VATICAN CITY — Pope John Paul II's funeral was barely underway when the cardinals seated near his casket got the first insistent message from the huge crowd below. "Santo Subito," said the 15-foot banner unfurled in St. Peter's Square.
Roughly translated from Italian, it means "Sainthood Now."
Soon an identical sign popped up farther back in the crowd, followed by several minutes of cheering, rhythmic applause and shouts of "Saint John Paul!" By the end of the Mass, seven such banners were visible from the outdoor altar, each bearing the same slogan of a grass-roots movement advocating the late Roman Catholic leader's swift sanctification.
"We all saw them," Cardinal Theodore McCarrick of Washington, D.C., said after the service. "The message was clear. The people think he was a saint."

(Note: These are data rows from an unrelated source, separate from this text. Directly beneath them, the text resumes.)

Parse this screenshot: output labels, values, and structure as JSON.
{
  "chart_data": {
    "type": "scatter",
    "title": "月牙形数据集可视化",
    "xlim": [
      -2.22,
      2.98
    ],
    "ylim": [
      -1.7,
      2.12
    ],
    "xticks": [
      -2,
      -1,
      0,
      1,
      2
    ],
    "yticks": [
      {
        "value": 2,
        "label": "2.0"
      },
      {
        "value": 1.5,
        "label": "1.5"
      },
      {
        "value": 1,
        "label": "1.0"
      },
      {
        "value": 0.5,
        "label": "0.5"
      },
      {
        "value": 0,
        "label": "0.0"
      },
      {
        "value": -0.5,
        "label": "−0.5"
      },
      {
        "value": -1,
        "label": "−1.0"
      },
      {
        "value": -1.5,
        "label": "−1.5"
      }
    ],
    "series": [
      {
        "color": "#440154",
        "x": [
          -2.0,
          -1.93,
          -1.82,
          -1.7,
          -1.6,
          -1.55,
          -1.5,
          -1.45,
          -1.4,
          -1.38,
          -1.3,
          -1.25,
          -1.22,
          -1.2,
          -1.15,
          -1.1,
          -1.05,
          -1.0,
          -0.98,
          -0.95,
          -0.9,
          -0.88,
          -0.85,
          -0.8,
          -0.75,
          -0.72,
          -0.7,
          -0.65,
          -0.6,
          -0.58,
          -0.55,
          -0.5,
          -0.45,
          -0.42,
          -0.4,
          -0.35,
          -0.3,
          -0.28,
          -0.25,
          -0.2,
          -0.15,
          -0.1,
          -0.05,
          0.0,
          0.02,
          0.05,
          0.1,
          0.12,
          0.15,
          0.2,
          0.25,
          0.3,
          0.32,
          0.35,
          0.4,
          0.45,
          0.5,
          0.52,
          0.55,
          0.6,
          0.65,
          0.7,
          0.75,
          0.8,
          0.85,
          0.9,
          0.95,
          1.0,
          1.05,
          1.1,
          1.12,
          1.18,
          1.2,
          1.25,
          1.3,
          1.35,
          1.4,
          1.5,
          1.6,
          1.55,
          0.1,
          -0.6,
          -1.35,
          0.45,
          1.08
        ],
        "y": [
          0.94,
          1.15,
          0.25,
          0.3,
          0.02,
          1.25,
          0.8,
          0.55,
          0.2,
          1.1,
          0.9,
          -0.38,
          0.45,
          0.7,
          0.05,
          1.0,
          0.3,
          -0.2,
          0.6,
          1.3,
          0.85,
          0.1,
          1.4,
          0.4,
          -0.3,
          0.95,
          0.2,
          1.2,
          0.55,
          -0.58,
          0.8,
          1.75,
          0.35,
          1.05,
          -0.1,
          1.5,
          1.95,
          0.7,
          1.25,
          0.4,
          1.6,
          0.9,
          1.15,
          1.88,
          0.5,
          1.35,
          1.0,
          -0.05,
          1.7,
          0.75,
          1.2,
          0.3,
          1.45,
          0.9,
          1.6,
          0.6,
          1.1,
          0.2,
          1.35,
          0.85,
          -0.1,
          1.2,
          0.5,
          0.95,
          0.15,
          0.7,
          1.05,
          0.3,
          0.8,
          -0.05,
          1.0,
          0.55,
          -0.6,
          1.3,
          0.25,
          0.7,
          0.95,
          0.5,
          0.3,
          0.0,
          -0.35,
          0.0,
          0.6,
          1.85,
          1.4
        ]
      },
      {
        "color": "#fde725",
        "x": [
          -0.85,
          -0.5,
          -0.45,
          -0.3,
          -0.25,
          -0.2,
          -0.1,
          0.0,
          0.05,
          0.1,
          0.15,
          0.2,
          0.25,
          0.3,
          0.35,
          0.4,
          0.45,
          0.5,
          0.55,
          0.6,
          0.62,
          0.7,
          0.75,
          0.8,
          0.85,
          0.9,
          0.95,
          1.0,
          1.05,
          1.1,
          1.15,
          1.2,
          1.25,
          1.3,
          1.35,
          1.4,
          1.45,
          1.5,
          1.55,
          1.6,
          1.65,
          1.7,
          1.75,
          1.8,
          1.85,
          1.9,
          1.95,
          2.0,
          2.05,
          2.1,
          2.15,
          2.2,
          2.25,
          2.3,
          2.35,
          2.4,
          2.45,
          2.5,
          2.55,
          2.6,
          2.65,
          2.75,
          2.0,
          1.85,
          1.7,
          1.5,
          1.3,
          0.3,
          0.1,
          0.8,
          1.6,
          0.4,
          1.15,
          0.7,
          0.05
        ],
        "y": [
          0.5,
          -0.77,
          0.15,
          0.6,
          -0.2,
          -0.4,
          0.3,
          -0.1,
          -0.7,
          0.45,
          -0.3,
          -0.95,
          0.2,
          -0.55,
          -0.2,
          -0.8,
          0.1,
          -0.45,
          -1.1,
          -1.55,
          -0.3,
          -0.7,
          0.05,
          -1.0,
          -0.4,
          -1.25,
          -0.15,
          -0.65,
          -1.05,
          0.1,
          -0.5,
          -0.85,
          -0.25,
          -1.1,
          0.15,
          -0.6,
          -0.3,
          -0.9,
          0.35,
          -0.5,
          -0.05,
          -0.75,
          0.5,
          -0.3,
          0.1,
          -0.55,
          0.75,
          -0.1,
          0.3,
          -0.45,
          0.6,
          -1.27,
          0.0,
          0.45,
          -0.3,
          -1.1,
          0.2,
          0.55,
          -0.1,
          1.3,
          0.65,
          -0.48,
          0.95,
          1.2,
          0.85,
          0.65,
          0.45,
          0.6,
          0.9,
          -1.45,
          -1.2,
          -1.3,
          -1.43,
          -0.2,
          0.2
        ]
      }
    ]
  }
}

Support for John Paul's canonization "is like a tidal wave," said Cardinal Adam Maida of Detroit. "It's going to come."
Vatican officials cautioned Friday that their procedure for elevating the dead to saintly status was cumbersome and could last decades. Any shortcuts, they said, would require a decision by John Paul's successor, whom the cardinals expect to elect this month.
But in the meantime, a popular cult of sainthood is burgeoning just a week after the pope's death. Vendors in Rome, using the Polish pontiff's given name, are selling T-shirts proclaiming, "Saint Karol." Makeshift shrines have sprung up near St. Peter's, attracting handwritten notes referring in Christ-like terms to the pope's long battle against a host of infirmities.
"The people are way ahead of the church on this," Father Henri Guglielo, a parish priest from suburban Paris, said as he left the funeral Mass.
Friday's pro-sainthood demonstration showed some signs of organization and looked strongest in a section of Polish pilgrims. The "Santo Subito" banners were of identical size and lettering, varying only in color.
Yet the movement itself is broad and seems primarily spontaneous, reflecting the globe-trotting pontiff's contact with and enduring effect on millions during his 26-year reign.
"He is already a saint in our hearts," said Elena Ramos, a black-clad Filipina, as she filed out of the square Friday. "He always was."
Seven time zones away in Mexico, high school student Heron Badillo, 19, was up at 3 a.m. to watch the funeral on TV. He met John Paul 15 years ago when the pope landed in the city of Zacatecas and blessed the sickly boy during an airport ceremony.